The book shows how little is said about truth today in our “research” centers, and perhaps less still about logic as anything other than rules to be built into a computer to manipulate symbols of ‘information’. Sometimes “logic” is now used to characterize actual processes of thought which some individual or group tends to carry out. But logic has no weight beyond actual processes that can be technologically or socially sustained, and it has no tight connection (if any at all) with truth in its correlation with reality.

Reality in academe is the social (including the technological) “flow,” and whatever is spoken of as truth or logic must not transcend the flow. Knowledge, accordingly, which cannot completely shake its connections with truth and logic (evidence) in some sense, also now becomes a matter of the “flow.” Knowledge becomes what, for the time being, passes for or is accepted as“knowledge.” It becomes a kind of practice--perhaps the “best professional practice.” It is belief in a certain social setting. No wonder we turn from “knowledge” to “research” with a sigh of relief, as from something boring to something adventuresome and exciting. Research still has at least a mild connotation of finding out something of reality as it exists independently of our mental and social states.

By contrast, Maritain says: “Nothing is more important than the events which occur within that invisible universe which is the mind of man. And the light of that universe is knowledge. If we are concerned with the future of civilization we must be concerned primarily with a genuine understanding of what knowledge is, its value, its degrees, and how it can foster the inner unity of the human being.“4 Most students and faculty in my acquaintance would draw a complete blank on this statement.

If knowledge is power, as we have by now long been told, and power is what we really want, we will find many ways to power, and will no doubt discover that knowledge and claims to knowledge can actually hinder the pursuit of power. I think something like this “discovery” has happened: -- People generally, the “masses,” want many things, along with the status of having a university education. They would like to be “right,” of course, and to have social status, along with opportunities in life--especially occupational and social opportunities. The life of reason in any traditional sense is not necessarily required for any of these, and may even be opposed to them. It is, in any case, a life of sustained labor. The academic community finds many ways to make itself useful to its public and exciting to its inhabitants other than pursuing a life of reason and knowledge.

*

But let us go a little deeper into what reason is. I have already said that it is the capacity to apprehend truth itself and the laws of truth (and falsity), along with the realities corresponding to truth. Truth itself is “correspondence” of thought (proposition, belief, statement) with what the thought (etc.) is about. A proposition is true provided that what it is about is as that proposition holds or indicates it to be. The many so-called theories of ‘truth’ that have arisen in the last century and a half are not theories of truth at all, but are efforts to change the subject, driven by failures of representationalist accounts of mind and language.5 Their aim nonetheless, surely is to represent truth as it is, not to present theories that are ‘true’ of truth in the non-correspondence senses of “true” they themselves spell out. Reason is our ability to bring that peculiar structure of truth with which a child is familiar before consciousness, and, in simpler cases at least, to gain insight into or understanding of it and of the necessary relations between propositions and their truth values.

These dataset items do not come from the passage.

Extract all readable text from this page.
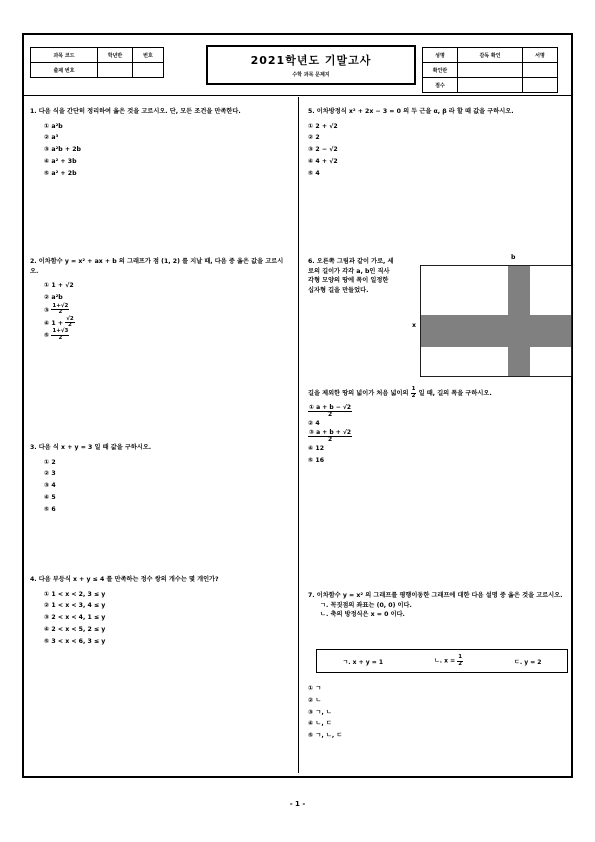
과목 코드	학년반	번호
출제 번호		
2021학년도 기말고사
수학 과목 문제지
성명	감독 확인	서명
확인란		
점수		
1. 다음 식을 간단히 정리하여 옳은 것을 고르시오. 단, 모든 조건을 만족한다.
① a²b
② a³
③ a²b + 2b
④ a² + 3b
⑤ a² + 2b
2. 이차함수 y = x² + ax + b 의 그래프가 점 (1, 2) 를 지날 때, 다음 중 옳은 값을 고르시오.
① 1 + √2
② a²b
③ $\frac{1+√2}{2}$
④ $1 + \frac{√2}{2}$
⑤ $\frac{1+√3}{2}$
3. 다음 식 x + y = 3 일 때 값을 구하시오.
① 2
② 3
③ 4
④ 5
⑤ 6
4. 다음 부등식 x + y ≤ 4 를 만족하는 정수 쌍의 개수는 몇 개인가?
① 1 < x < 2, 3 ≤ y
② 1 < x < 3, 4 ≤ y
③ 2 < x < 4, 1 ≤ y
④ 2 < x < 5, 2 ≤ y
⑤ 3 < x < 6, 3 ≤ y
5. 이차방정식 x² + 2x − 3 = 0 의 두 근을 α, β 라 할 때 값을 구하시오.
① 2 + √2
② 2
③ 2 − √2
④ 4 + √2
⑤ 4
6. 오른쪽 그림과 같이 가로, 세로의 길이가 각각 a, b인 직사각형 모양의 땅에 폭이 일정한 십자형 길을 만들었다.
길을 제외한 땅의 넓이가 처음 넓이의 $\frac{1}{2}$ 일 때, 길의 폭을 구하시오.
$\frac{\text{① a + b − √2}}{2}$
② 4
$\frac{\text{③ a + b + √2}}{2}$
④ 12
⑤ 16
b
x
7. 이차함수 y = x² 의 그래프를 평행이동한 그래프에 대한 다음 설명 중 옳은 것을 고르시오.
ㄱ. 꼭짓점의 좌표는 (0, 0) 이다.
ㄴ. 축의 방정식은 x = 0 이다.
ㄱ. x + y = 1	ㄴ. $x = \frac{1}{2}$	ㄷ. y = 2
① ㄱ
② ㄴ
③ ㄱ, ㄴ
④ ㄴ, ㄷ
⑤ ㄱ, ㄴ, ㄷ
- 1 -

We take the simplest of illustrations of these relations. With very little reflection on experience and thought one can see that the proposition Swans are living things is true, that what a swan is involves or requires any particular swan to exemplify life. (Try giving a dead or plaster ‘swan’ to someone you have promised a swan.) But even if this were not so, it is easily seen that if all swans are living things, no thing that lacks life would be a swan (Obversion), or that no things lacking life are swans (Contraposition). Reason here enables you to know something about everything in the entire universe--something that in this case is fairly uninteresting, to be sure. But the point is the process, and the triviality of the case may help us see the process more clearly.

By contrast, the truth of the proposition that all swans are living things leaves undetermined whether all living things are swans. Conversion “without limitation” is a logically illicit move. This too is an insight of reason. Realization of a non sequitur is as much a rational insight as is insight into an implication or contradiction between thoughts or propositions. The grasp of what does not logically follow or is irrelevant is often a triumph of reason.

Now I have taken the simplest possible cases to illustrate the use of reason, because I want to make what reason is very clear on the basis of thought experiences which everyone can have. (The reader must do the necessary, reflective thinking to achieve the experiences in question.) It is, to repeat, the capacity for insight into truth (or falsity) and truth-value relations between propositions. Similar simple insights of reason underlie basic rules of the logic of propositions (e.g., the distributive laws or De Morgan’s laws) and of quantification, as well as systems such as that in Russell and Whitehead’s Principia Mathematica, with its rules of substitution and detachment. Rational insight into the systems of logical rules allows reason to extend its reach far beyond anything that it can directly grasp in the manner of the simple cases.

(Reason also displays its nature in grasping evidential and conceptual relations other than implication and contradiction, of course; but I shall not undertake to discuss these matter here.)

*

Now let us try to say something about the reasonable person and the life of reason. And here we are, of course, primarily concerned with persons in the context of academic or scholarly life, as lived on our university campuses and carried on in our professional associations. Who is the reasonable person? What is a life of reason? We can, I think, say a few things that are true and important about being a reasonable person, without trying to establish necessary and sufficient conditions of rationality--a difficult if not impossible task.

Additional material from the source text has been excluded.